The pub chain also intends to buy less beer from the EU and swap it for brewers in the UK and outside Europe, it has said.
Champagne will be swapped for “Denbies Sparkling Whitedowns Brut and Whitedowns Rose Brut as well as Hardys Sparkling Pinot Chardonnay from Australia”, the chain said.
The changes will be introduced from 9 July. It will also bring more UK wheat beers to the pubs and will see Erdinger’s alcohol-free beer swapped for an alternative made by UK brewer Adnams.
Wetherspoon confirmed that it would still continue to sell Kopparberg cider from Sweden, despite Brexit, and an alcohol-free option will be added to the menu. The company has said it will switch to brew the cider in the UK after Britain leaves the EU. It should bring cheaper drinks to the chain’s pubs, Wetherspoon suggested.

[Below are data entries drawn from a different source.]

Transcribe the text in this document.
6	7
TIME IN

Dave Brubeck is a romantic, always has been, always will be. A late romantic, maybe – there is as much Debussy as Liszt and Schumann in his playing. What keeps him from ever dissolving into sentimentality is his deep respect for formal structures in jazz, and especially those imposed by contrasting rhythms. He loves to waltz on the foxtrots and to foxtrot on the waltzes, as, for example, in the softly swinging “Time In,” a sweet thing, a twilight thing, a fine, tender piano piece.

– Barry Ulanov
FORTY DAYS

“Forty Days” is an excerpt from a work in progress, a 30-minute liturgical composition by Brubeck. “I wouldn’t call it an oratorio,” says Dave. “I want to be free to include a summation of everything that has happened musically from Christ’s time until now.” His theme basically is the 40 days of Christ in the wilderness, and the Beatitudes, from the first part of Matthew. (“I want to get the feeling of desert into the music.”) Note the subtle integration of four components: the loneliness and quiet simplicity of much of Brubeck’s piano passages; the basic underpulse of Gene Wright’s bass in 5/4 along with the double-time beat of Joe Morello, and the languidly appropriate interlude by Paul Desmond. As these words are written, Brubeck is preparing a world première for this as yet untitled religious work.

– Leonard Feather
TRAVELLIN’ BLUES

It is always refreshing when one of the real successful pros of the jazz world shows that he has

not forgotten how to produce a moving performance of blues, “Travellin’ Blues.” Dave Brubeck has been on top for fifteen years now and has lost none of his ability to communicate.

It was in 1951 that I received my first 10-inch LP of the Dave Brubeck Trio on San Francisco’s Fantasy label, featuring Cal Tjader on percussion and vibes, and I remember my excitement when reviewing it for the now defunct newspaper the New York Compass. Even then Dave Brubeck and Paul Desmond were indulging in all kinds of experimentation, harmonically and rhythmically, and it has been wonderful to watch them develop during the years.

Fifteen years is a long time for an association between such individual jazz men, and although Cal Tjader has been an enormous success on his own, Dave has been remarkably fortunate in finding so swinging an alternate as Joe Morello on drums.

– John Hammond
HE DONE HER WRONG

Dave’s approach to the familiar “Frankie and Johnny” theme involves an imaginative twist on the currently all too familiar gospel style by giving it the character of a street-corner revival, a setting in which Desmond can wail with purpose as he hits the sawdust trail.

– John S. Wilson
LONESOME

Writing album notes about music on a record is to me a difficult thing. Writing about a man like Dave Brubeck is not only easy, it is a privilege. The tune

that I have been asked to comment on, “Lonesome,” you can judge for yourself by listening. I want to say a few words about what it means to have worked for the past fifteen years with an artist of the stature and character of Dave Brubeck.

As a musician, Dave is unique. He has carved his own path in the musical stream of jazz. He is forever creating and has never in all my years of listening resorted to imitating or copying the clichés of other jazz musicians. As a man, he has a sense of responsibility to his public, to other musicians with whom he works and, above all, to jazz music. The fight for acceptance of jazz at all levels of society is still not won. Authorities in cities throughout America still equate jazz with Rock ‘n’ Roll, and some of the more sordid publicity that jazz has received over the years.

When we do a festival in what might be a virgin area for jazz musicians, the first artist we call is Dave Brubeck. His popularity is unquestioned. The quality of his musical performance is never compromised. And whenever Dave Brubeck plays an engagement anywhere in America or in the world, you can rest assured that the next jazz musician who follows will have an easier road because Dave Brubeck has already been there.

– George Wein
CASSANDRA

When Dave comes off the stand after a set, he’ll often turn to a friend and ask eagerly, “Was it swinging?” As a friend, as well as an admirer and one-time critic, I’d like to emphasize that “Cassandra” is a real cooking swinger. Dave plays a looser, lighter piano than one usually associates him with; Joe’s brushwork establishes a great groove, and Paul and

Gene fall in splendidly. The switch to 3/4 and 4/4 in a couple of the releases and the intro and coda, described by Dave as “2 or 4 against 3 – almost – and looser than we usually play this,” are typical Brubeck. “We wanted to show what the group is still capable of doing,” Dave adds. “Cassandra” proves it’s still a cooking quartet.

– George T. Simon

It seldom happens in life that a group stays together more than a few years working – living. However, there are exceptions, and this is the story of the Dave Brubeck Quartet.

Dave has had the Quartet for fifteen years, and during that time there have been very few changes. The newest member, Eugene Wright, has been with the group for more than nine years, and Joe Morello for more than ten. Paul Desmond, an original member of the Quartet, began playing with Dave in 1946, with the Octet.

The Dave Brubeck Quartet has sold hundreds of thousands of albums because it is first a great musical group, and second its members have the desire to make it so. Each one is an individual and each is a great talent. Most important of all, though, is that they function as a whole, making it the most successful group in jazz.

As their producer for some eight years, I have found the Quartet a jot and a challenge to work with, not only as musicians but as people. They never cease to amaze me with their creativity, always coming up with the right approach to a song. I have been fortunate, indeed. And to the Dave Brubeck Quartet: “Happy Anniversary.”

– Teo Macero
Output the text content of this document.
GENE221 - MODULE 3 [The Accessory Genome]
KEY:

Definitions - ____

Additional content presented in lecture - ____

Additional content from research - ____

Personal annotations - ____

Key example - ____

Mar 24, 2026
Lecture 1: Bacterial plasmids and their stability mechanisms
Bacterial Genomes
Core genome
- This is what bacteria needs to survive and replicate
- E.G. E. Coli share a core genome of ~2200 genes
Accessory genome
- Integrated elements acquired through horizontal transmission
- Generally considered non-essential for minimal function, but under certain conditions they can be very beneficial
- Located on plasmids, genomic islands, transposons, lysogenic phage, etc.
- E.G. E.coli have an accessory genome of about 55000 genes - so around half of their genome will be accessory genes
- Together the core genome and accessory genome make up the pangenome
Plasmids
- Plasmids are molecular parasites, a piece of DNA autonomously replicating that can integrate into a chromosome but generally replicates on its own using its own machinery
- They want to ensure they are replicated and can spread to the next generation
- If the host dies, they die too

Boss Tim Martin has been vocal in his support for Brexit, and has repeatedly suggested that leaving the EU will allow the pub to sell more cheap alcohol from outside the continent. “This move helps us to broaden our horizons so that we create an improved offer for the 2 million customers who visit our pubs each week,” he said.
Mr Martin said that the company will review all of its products in “the next six to 24 months”. He suggested that other companies will have to make similar changes in the future.
“The EU’s customs union is a protectionist system which is widely misunderstood,” he said.
“It imposes tariffs on the 93 per cent of the world that is not in the EU, keeping prices high for UK consumers.
“Tariffs are imposed on wine from Australia, New Zealand and the US, and also on coffee, oranges, rice and more than 12,000 other products.
“There will be an inevitable transfer of trade post-Brexit to countries outside the EU, which will reduce prices in shops and pubs.
“The products we are now introducing are at lower prices than the EU products they are replacing.
“We intend to honour existing contracts with EU suppliers, some of which have several years to run.
“However, we are starting to make the transition to non-EU trade now.”